Monday, August 9, 2010

The Drain

It began quite quietly and unthreateningly. A word was lost here and perhaps a number there, but not so dramatically as to cause alarm.

And then one morning he mislaid his notebook. This too occurred without the sirens of drama; It had been in the left inside pocket of his jacket and then just as naturally, it wasn't. The weather that morning was warm and pleasant and welcoming and he sat on the terrace sipping a coffee and thought little more of it. Returning to nature he thought with a shrug, this is no more than the next step on the road to freedom.
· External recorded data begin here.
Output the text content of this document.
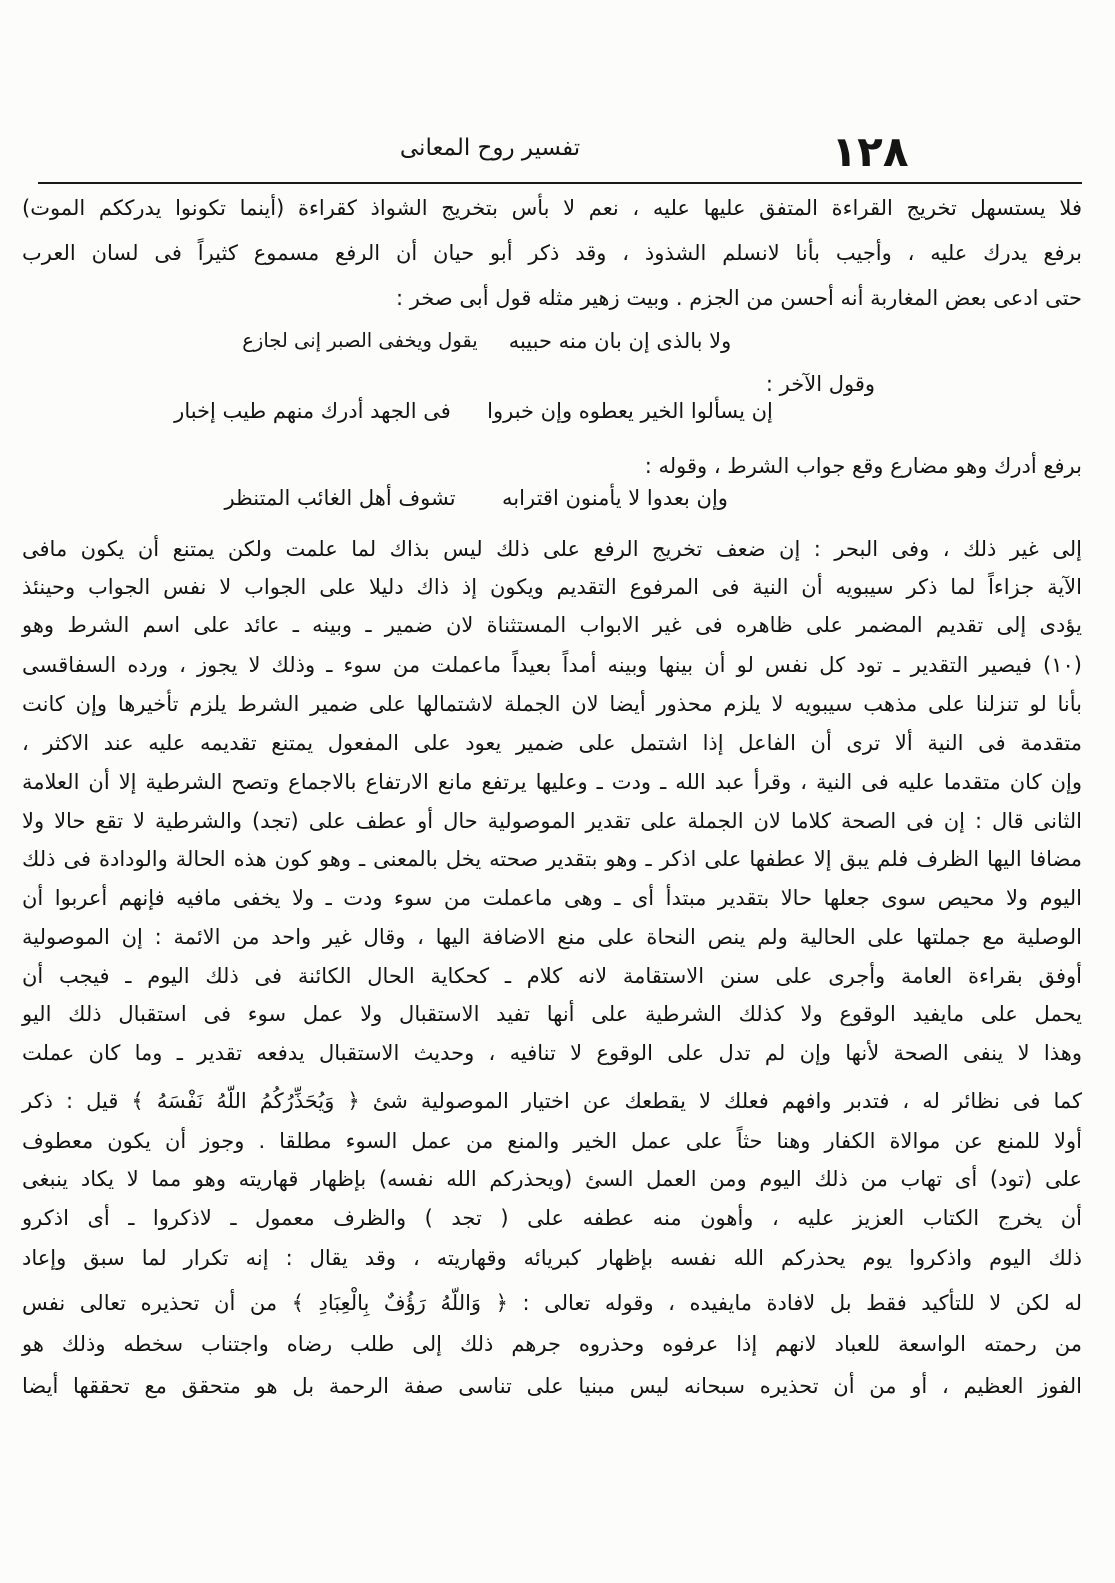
١٢٨
تفسير روح المعانى
فلا يستسهل تخريج القراءة المتفق عليها عليه ، نعم لا بأس بتخريج الشواذ كقراءة (أينما تكونوا يدرككم الموت)
برفع يدرك عليه ، وأجيب بأنا لانسلم الشذوذ ، وقد ذكر أبو حيان أن الرفع مسموع كثيراً فى لسان العرب
حتى ادعى بعض المغاربة أنه أحسن من الجزم . وبيت زهير مثله قول أبى صخر :
ولا بالذى إن بان منه حبيبه
يقول ويخفى الصبر إنى لجازع
وقول الآخر :
إن يسألوا الخير يعطوه وإن خبروا
فى الجهد أدرك منهم طيب إخبار
برفع أدرك وهو مضارع وقع جواب الشرط ، وقوله :
وإن بعدوا لا يأمنون اقترابه
تشوف أهل الغائب المتنظر
إلى غير ذلك ، وفى البحر : إن ضعف تخريج الرفع على ذلك ليس بذاك لما علمت ولكن يمتنع أن يكون مافى
الآية جزاءاً لما ذكر سيبويه أن النية فى المرفوع التقديم ويكون إذ ذاك دليلا على الجواب لا نفس الجواب وحينئذ
يؤدى إلى تقديم المضمر على ظاهره فى غير الابواب المستثناة لان ضمير ـ وبينه ـ عائد على اسم الشرط وهو
(١٠) فيصير التقدير ـ تود كل نفس لو أن بينها وبينه أمداً بعيداً ماعملت من سوء ـ وذلك لا يجوز ، ورده السفاقسى
بأنا لو تنزلنا على مذهب سيبويه لا يلزم محذور أيضا لان الجملة لاشتمالها على ضمير الشرط يلزم تأخيرها وإن كانت
متقدمة فى النية ألا ترى أن الفاعل إذا اشتمل على ضمير يعود على المفعول يمتنع تقديمه عليه عند الاكثر ،
وإن كان متقدما عليه فى النية ، وقرأ عبد الله ـ ودت ـ وعليها يرتفع مانع الارتفاع بالاجماع وتصح الشرطية إلا أن العلامة
الثانى قال : إن فى الصحة كلاما لان الجملة على تقدير الموصولية حال أو عطف على (تجد) والشرطية لا تقع حالا ولا
مضافا اليها الظرف فلم يبق إلا عطفها على اذكر ـ وهو بتقدير صحته يخل بالمعنى ـ وهو كون هذه الحالة والودادة فى ذلك
اليوم ولا محيص سوى جعلها حالا بتقدير مبتدأ أى ـ وهى ماعملت من سوء ودت ـ ولا يخفى مافيه فإنهم أعربوا أن
الوصلية مع جملتها على الحالية ولم ينص النحاة على منع الاضافة اليها ، وقال غير واحد من الائمة : إن الموصولية
أوفق بقراءة العامة وأجرى على سنن الاستقامة لانه كلام ـ كحكاية الحال الكائنة فى ذلك اليوم ـ فيجب أن
يحمل على مايفيد الوقوع ولا كذلك الشرطية على أنها تفيد الاستقبال ولا عمل سوء فى استقبال ذلك اليو
وهذا لا ينفى الصحة لأنها وإن لم تدل على الوقوع لا تنافيه ، وحديث الاستقبال يدفعه تقدير ـ وما كان عملت
كما فى نظائر له ، فتدبر وافهم فعلك لا يقطعك عن اختيار الموصولية شئ ﴿ وَيُحَذِّرُكُمُ اللَّهُ نَفْسَهُ ﴾ قيل : ذكر
أولا للمنع عن موالاة الكفار وهنا حثاً على عمل الخير والمنع من عمل السوء مطلقا . وجوز أن يكون معطوف
على (تود) أى تهاب من ذلك اليوم ومن العمل السئ (ويحذركم الله نفسه) بإظهار قهاريته وهو مما لا يكاد ينبغى
أن يخرج الكتاب العزيز عليه ، وأهون منه عطفه على ( تجد ) والظرف معمول ـ لاذكروا ـ أى اذكرو
ذلك اليوم واذكروا يوم يحذركم الله نفسه بإظهار كبريائه وقهاريته ، وقد يقال : إنه تكرار لما سبق وإعاد
له لكن لا للتأكيد فقط بل لافادة مايفيده ، وقوله تعالى : ﴿ وَاللَّهُ رَؤُفٌ بِالْعِبَادِ ﴾ من أن تحذيره تعالى نفس
من رحمته الواسعة للعباد لانهم إذا عرفوه وحذروه جرهم ذلك إلى طلب رضاه واجتناب سخطه وذلك هو
الفوز العظيم ، أو من أن تحذيره سبحانه ليس مبنيا على تناسى صفة الرحمة بل هو متحقق مع تحققها أيضا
It is true that considered within the pattern of events his life had taken over the last few months, there was nothing really strange or out of the ordinary at play here. At first he had sold his computer, being sure to shut down each email account and means of social networking before doing so - just in case he should be tempted to scurry into an Internet cafe and fall back into his old routines. He had also rid himself of his cell and house phones and had made no effort to inform friends of this fact. Yes, this is freedom he thought. And then the word freedom itself slipped from his memory and he asked himself what this feeling was and found nothing offered in response. And so he thought of other words but each, in the moment he glimpsed them, flew from the branches of memory and hurried out into a silent white expanse. Anxiety gave way to acceptance, gave way to relief, until he found that instead of scaring language away one word at a time, waves of emptiness were flooding into his mind and washing whole paragraphs away, and with the paragraphs went the chapters and with the chapters went all language in volumes and novels, each pouring rapidly out and away from him.
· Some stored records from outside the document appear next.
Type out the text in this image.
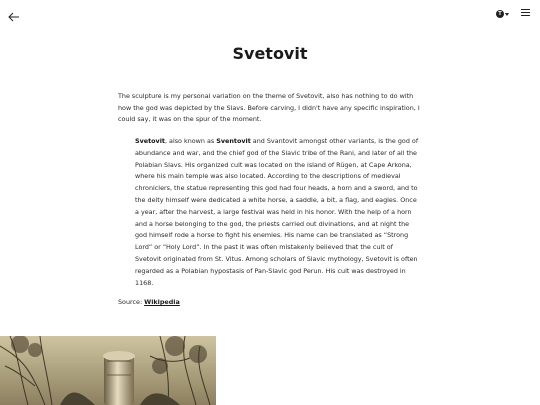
T
Svetovit

The sculpture is my personal variation on the theme of Svetovit, also has nothing to do with how the god was depicted by the Slavs. Before carving, I didn't have any specific inspiration, I could say, it was on the spur of the moment.

Svetovit, also known as Sventovit and Svantovit amongst other variants, is the god of abundance and war, and the chief god of the Slavic tribe of the Rani, and later of all the Polabian Slavs. His organized cult was located on the island of Rügen, at Cape Arkona, where his main temple was also located. According to the descriptions of medieval chroniclers, the statue representing this god had four heads, a horn and a sword, and to the deity himself were dedicated a white horse, a saddle, a bit, a flag, and eagles. Once a year, after the harvest, a large festival was held in his honor. With the help of a horn and a horse belonging to the god, the priests carried out divinations, and at night the god himself rode a horse to fight his enemies. His name can be translated as “Strong Lord” or “Holy Lord”. In the past it was often mistakenly believed that the cult of Svetovit originated from St. Vitus. Among scholars of Slavic mythology, Svetovit is often regarded as a Polabian hypostasis of Pan-Slavic god Perun. His cult was destroyed in 1168.

Source: Wikipedia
Then what? Then nothing. Or worse than nothing, a space with no means to describe it. Emotions flashing in pulses and pictures. He pulled himself from the chair and walked through a garden and made his way to a staircase that led down onto a beach. The weather was beautiful but the beach was quite empty. He could see children a little way off prodding a large jelly fish that had washed onto the shore with large sticks. They struck quickly at its body before retreating back up the sand toward the cliff face. He removed his shoes and waded out a little into the water and for a moment felt a sensation that had once been happiness or joy or contentment. But just as quickly as it arose, he found that it flickered and died and with it went anger and misery and confusion. The water was nothing and he was nothing and the jellyfish was nothing and the children were nothing and he lost sight of the boundary between the water and his body and between the jellyfish and the children. Everything melted then into a soup of color; colors swirling as though a rainbow were pulled into a whirlpool. The whirlpool revealed a drain latticed with bars of metal to stop objects too large from being sucked down to block the pipes below. But there was nothing large enough to worry the drain here which drank in all color and all shape so that everything became a blur of spinning grey like a pulped book. And then the drain gurgled and fell to what he would once have called silence.